Quantifying resilience for distribution system customers with SALEDI
Arslan Ahmad, Ian Dobson
TL;DR
The paper tackles the instability of SAIDI when major blackout days occur and proposes SALEDI, a log-transformed resilience index derived from large-event CMIp data. SALEDI decomposes into annual large-event frequency $f_{\rm large}$ and the Average Large Event Duration $ALED$, giving $SALEDI = f_{\rm large} \cdot ALED$; the tail of large-event magnitudes is modeled as a Pareto with slope $\alpha$, with $ALED$ estimating $\alpha^{-1}$ and linking to CVAR concepts. The method is validated on outage data from five utilities, with a principled threshold selection for large events via Clauset’s method and practical guidance that 2–5 years of data suffice for stable estimates.

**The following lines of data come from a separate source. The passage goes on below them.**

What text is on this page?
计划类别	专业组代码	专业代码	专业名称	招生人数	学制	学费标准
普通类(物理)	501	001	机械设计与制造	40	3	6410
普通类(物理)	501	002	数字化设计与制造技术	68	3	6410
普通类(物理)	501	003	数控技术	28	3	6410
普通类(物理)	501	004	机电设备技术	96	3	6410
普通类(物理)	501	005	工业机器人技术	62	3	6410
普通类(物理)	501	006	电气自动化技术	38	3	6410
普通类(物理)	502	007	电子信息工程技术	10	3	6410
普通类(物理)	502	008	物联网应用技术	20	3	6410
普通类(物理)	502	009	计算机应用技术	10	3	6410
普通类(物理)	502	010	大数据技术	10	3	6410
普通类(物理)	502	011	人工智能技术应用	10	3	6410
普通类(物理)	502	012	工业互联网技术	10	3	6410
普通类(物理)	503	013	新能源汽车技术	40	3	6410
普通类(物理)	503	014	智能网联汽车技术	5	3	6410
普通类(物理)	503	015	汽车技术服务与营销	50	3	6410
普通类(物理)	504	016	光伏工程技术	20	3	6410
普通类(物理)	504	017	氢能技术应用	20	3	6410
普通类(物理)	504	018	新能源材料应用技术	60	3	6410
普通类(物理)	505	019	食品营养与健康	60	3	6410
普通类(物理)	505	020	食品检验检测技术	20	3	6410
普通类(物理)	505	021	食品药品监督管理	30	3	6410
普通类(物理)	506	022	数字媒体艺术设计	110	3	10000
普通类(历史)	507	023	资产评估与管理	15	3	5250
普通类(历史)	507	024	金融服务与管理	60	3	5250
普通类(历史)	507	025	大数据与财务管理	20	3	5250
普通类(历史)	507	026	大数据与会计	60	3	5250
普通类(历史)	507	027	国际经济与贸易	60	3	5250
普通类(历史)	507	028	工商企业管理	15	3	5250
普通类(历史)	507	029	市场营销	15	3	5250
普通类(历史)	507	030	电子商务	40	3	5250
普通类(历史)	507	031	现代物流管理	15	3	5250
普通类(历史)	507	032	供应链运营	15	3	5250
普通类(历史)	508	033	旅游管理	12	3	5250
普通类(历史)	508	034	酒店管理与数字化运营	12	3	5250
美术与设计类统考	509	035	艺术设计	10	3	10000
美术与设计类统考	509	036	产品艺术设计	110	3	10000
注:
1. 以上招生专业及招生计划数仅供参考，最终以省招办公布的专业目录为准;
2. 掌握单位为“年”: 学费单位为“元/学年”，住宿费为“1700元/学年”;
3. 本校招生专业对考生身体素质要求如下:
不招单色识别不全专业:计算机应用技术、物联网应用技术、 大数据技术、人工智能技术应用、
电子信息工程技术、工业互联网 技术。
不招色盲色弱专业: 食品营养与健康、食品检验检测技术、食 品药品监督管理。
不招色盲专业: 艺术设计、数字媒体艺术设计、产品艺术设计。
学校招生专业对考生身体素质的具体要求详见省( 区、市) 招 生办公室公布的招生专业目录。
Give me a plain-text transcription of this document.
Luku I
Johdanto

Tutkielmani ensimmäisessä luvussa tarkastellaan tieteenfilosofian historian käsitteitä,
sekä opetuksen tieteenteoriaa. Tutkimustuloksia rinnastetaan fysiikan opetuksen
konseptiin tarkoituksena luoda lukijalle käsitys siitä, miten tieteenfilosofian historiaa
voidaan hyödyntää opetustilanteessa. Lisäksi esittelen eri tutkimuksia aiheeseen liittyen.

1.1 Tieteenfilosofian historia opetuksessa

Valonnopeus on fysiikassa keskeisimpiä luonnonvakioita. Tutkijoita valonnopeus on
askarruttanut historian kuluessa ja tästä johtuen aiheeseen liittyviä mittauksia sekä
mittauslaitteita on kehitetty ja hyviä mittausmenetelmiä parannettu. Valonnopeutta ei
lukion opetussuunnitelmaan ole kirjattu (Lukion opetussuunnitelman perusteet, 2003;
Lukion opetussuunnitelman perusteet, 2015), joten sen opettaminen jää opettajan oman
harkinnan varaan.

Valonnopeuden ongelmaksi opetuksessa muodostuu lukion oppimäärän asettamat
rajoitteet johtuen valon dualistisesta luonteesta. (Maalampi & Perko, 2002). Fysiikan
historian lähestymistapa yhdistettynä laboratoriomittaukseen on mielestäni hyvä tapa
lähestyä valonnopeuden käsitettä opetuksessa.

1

The authors clarify the distinct roles of SAIDI and SALEDI, provide area interpretations of tail metrics, and discuss extrapolation for unobserved extremes to quantify resilience risk. Overall, SALEDI emerges as a practical, interpretable resilience index for distribution systems that complements traditional reliability metrics and supports risk-aware investment and operational decisions.
Abstract
The impact of routine smaller outages on distribution system customers in terms of customer minutes interrupted can be tracked using conventional reliability indices. However, the customer minutes interrupted in large blackout events are extremely variable, and this makes it difficult to quantify the customer impact of these extreme events with resilience metrics. We solve this problem with the System Average Large Event Duration Index SALEDI that logarithmically transforms the customer minutes interrupted. We explain how this new resilience metric works, compare it with alternatives, quantify its statistical accuracy, and illustrate its practical use with standard outage data from five utilities.